Viene clareando es "la narración de un exilio interno" en palabras de Marcela Crespo Buitrón, Doctora en Filología Hispánica, en su trabajo publicado como parte de una investigación para el Conicet, Argentina, en el Instituto de Filología y Literaturas Hispánicas "Dr. Amado Alonso" de la Universidad de Buenos Aires. 
La novela se inaugura con un golpe, el del cuerpo deshecho de Atilio Sandoval contra la vereda de la Fotia, el 23 de marzo de 1976, ante la mirada estupefacta de su novia Berta.
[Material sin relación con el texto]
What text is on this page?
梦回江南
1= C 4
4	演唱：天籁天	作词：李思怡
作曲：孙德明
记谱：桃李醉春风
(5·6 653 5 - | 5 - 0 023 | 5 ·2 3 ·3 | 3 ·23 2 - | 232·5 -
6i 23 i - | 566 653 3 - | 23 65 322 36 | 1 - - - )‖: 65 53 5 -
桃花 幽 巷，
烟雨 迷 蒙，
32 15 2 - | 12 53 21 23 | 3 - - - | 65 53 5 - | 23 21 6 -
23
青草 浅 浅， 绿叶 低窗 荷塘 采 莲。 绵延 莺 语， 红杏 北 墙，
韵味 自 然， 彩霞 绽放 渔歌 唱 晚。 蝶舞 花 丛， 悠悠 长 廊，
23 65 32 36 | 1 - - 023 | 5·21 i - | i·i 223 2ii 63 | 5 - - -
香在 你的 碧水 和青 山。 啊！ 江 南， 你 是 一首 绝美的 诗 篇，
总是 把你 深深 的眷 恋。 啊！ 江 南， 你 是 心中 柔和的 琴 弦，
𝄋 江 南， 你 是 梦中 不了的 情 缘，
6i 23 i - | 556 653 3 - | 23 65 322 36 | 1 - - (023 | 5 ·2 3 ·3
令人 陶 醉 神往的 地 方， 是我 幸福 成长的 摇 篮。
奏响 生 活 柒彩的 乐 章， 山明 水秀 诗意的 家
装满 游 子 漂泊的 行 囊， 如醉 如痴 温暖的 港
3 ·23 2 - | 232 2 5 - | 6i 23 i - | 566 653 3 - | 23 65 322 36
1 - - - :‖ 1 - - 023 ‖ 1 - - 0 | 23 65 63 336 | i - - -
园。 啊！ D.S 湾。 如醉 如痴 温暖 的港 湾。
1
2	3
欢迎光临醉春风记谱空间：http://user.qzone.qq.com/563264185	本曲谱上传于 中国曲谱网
La historia plantea así, desde sus inicios, una problemática que encontraba en la época de referencia un punto extremo de tensión, pero que se prolonga hacia atrás en el tiempo, conectándose con las luchas revolucionarias del siglo XX en Latinoamérica (en la novela se alude a la entrega del Che Guevara a cambio de una "cabeza de chancho"), y más atrás aún, con la explotación y dominio de las poblaciones indígenas por parte del sistema colonial -explica Roxana Juárez en su artículo "Fronteras, formas del (des)arraigo y memoria en Viene clareando, de Gloria Lisé".
A partir de ese golpe inaugural, la protagonista, estudiante de medicina, novia del líder sindical asesinado, asume tras la muerte, la generalizada postura de "simulada" indiferencia de gran parte de la población civil de ese momento. Siguiendo el derrotero de muchos que atravesaron situaciones similares, Berta decide huir de su ciudad natal hacia la de su madre, en La Rioja, iniciando así el periplo que, paradójicamente a sus objetivos de olvidar y escapar, constituye el encuentro con la memoria familiar y social, en la medida en que restituye historias negadas y voces silenciadas. 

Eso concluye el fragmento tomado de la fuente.